Another essential challenge for surgeons will be to ensure that informed consent for surgery continues to be a meaningful exchange. Surgeons today face the challenge of overcoming the impediments to the surgeon–patient relationship and engendering the patient’s trust. Only by becoming adept at engendering the trust of our patients can we achieve success as surgeons. This is perhaps something on which we do not focus enough in our training programmes, but it will be increasingly critical to succeed in a career in surgery. We must make a concerted effort to train our medical students and residents to become good communicators and give them tools to engender trust.

Apart from the challenges to the surgeon–patient relationship, I think the central question in surgery has changed. The central question for surgeons in the past was, “What can we do for this patient?” This was the central question asked for centuries when the therapeutic options that surgeons could offer their patients were quite limited. 

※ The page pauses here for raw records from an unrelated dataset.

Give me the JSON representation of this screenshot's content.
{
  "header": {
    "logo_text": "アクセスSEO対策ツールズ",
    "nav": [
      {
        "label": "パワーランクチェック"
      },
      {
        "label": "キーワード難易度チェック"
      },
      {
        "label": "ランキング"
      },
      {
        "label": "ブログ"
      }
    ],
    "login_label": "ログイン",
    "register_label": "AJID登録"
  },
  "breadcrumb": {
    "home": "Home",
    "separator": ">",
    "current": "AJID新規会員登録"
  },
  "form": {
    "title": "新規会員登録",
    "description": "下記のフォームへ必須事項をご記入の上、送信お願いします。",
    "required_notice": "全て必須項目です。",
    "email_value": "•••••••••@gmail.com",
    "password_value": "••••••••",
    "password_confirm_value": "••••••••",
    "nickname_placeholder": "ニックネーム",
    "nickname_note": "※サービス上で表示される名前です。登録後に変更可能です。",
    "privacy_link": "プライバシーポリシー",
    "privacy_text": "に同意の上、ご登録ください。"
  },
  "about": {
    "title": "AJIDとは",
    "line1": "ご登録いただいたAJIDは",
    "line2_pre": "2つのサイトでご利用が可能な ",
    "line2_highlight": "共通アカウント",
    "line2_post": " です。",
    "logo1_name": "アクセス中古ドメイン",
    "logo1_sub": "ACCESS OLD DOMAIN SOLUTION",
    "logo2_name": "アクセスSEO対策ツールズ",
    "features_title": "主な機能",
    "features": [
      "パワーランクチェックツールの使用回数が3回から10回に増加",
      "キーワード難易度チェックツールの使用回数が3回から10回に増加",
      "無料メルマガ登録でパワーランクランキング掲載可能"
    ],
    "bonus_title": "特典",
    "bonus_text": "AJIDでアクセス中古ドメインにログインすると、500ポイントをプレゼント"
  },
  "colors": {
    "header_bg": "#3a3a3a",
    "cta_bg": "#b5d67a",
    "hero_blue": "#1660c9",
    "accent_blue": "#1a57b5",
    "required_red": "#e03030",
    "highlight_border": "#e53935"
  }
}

In contrast, as the options for what we can offer even critically ill patients has expanded, the question today, and increasingly in the future will be, “What should we do for this patient?” This is a very different question. This question of what “should” we do for a patient is really a question of surgical ethics. To answer what should be done, surgeons must take into account not only the surgical problem at hand, but also the patient’s goals and values. “What should be done?” always requires us to attend to the ethical dimension of care in order to provide an answer.